From: The Nebraska Wesleyan Reveille
One Year Down, Many to Go as Starcityscene.com to Celebrate it’s One Year Anniversary
March 13th, 2004
April 1st, 2004 officially marks the one year anniversary of Lincoln’s interactive music website known as starcityscene.com. After only one year, local musician and creator of the site, Tery Daly, has seen the local music scene’s lone e-zine spread itself beyond the boundaries of Lincoln sending local musicians’ original material over the limitless space of the World Wide Web.
"My first step was to get it (starcityscene.com) known in Lincoln. Then, spread out and gain support throughout Nebraska. After that, I wanted to work to promote the music of Nebraska, specifically Lincoln, throughout the world," Tery explains.
For a few years area artists relied on Lincoln music scene website, Lincolnzine, whom Tery occasionally wrote for, to promote their sounds. However, that site crumbled, leading Tery to take the reigns as one of city’s most humble "servant[s] to the music scene." By March 2003 starcityscene.com launched its first issue.
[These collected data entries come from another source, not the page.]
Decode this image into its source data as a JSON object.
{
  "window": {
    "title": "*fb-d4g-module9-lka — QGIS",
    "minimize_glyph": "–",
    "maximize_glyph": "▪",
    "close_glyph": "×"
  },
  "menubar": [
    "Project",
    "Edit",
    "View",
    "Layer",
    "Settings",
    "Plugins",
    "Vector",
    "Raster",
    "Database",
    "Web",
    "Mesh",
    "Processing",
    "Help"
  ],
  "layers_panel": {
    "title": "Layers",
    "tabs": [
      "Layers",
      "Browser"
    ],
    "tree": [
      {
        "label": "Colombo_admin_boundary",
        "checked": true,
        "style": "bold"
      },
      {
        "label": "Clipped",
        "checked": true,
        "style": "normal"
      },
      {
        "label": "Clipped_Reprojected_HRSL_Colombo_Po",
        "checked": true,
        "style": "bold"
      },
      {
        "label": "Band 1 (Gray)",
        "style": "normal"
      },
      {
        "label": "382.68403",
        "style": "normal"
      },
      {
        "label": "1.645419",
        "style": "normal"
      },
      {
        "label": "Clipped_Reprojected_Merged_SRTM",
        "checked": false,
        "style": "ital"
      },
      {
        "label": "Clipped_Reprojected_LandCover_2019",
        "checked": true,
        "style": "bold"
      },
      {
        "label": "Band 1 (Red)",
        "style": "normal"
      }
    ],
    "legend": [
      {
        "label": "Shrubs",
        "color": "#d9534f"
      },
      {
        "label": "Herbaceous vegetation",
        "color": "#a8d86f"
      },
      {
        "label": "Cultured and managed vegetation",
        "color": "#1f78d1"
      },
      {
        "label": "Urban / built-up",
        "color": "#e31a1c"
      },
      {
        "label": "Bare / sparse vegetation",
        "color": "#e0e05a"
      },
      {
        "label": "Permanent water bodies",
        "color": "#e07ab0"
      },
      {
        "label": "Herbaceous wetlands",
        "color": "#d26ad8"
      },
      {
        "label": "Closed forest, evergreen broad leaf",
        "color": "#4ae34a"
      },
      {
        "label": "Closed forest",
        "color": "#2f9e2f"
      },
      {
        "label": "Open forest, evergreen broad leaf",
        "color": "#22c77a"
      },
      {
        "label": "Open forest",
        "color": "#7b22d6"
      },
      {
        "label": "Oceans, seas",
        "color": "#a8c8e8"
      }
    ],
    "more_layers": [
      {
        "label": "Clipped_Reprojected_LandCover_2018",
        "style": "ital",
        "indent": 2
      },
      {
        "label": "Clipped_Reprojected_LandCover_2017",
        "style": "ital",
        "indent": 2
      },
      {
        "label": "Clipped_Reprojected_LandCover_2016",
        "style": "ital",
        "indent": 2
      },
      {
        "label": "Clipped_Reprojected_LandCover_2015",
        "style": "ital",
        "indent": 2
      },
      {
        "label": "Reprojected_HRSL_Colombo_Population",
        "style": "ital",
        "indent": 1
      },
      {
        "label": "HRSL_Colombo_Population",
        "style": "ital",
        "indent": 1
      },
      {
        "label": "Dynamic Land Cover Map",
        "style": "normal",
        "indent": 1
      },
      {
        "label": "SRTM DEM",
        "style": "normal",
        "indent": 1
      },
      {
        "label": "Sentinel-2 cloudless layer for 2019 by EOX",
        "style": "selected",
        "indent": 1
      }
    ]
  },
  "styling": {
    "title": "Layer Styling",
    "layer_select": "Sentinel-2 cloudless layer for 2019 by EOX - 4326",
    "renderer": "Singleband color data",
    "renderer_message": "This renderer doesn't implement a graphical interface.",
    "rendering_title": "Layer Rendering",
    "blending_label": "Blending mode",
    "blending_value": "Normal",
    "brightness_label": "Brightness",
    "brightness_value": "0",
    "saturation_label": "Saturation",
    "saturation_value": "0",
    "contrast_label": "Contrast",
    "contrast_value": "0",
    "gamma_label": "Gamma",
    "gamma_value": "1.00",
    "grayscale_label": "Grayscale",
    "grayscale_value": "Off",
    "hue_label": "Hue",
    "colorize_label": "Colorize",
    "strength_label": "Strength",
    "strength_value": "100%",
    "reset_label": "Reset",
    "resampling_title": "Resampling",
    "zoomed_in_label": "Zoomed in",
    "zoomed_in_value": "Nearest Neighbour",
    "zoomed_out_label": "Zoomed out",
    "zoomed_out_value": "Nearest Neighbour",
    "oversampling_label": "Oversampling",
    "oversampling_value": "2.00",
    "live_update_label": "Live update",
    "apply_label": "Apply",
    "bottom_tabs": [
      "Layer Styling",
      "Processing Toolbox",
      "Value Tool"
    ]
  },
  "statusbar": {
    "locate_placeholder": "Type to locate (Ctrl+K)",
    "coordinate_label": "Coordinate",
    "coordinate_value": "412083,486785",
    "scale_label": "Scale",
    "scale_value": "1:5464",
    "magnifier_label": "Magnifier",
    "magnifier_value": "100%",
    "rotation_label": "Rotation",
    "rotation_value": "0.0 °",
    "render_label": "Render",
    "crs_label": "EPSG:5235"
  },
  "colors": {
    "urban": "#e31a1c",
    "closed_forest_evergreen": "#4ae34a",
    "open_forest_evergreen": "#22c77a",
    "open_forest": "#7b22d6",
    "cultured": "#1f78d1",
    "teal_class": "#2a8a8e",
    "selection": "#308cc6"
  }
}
"I just wanted to help give exposure to the bands that were out there and help them promote themselves," Tery shares, an easy-going smile mirroring his free-flowing passion for music. "People - in Lincoln, Nebraska, around the world – should be aware of the incredibly awesome music being created and recorded here [Lincoln]."
Updated daily, the site offers the latest in local band news, show reviews, and upcoming music events. A major focus of the site is its Star City Scene Radio, a streaming radio station which rocks out songs laid down by over forty local bands, giving Lincoln’s music followers a chance to hear the area’s top artists.
"I think people are reluctant to go out and see bands if they have no idea what they sound like. This way, it gives them a chance to listen and decide ‘Hey, I like this band," or "Hey, I don’t like this band," Tery adds.
As part of the site’s one-year anniversary Tery plans to upgrade the Star City Scene Radio’s streaming capability. Its current five to six hour play list will be increased to fifteen to twenty hours of non-stop live local music web surfers can check out any hour of the day.
Along with the upgrade, the April first issue of starcityscene.com is set to feature an Encyclopedia of Lincoln Bands that will cover every local group that has jammed out original songs since the fifties. A task Tery admits will not be easy. Yet, emails of nearly two hundred bands have poured in regarding groups’ names, their members and respective instruments, where they came from, when they were together, and interesting recollections of their time on the Lincoln music scene.
The anniversary issue will also highlight a bonus exhibit chock full of posters and flyers of Lincoln bands shows from the late eighties and early nineties up to today. "It’ll be cool from a historical aspect, but also, some of the artwork is phenomenal," Tery continues. From intricate paintings to scribbles on sheets of paper, the exhibit will capture an aspect of the local music scene most of us overlook.
Closing out its one year celebration, starcityscene.com will welcome all Lincoln musicians to kick back at Duffy’s Sunday, April fourth. Bands Shacker, Rent Money Big, and The Bad Sects are scheduled to take the stage, while a fourth band to fill out the jam session is still to be named (It's Tangelo - ed.).
The anniversary blowout will kick-off a series of music events Tery hopes to get rolling in the coming months. Scenefest 2, a three-day event featuring eighteen bands, is scheduled to take place at Duffy’s June eleventh, twelfth, and thirteenth. Also, Lincoln Calling, (dates to be determined), is a 3 day event that will incorporate bands from all over the country laying down tunes at six to eight downtown venues. Tentative plans for a special event showcasing nostalgic Lincoln bands is in the works as well.
Slated to put on a variety of events, Tery continues to look for steady fan support. As it celebrates its one-year anniversary, starcityscene.com has slowly grabbed statewide and national attention, but being only one year old, Tery understands the site has a lot of time to grow. Yet, he also realizes that no matter how young the site is, the capitol city still needs a place to go, a friendly face, and a home to promote the original sounds of the Lincoln music scene.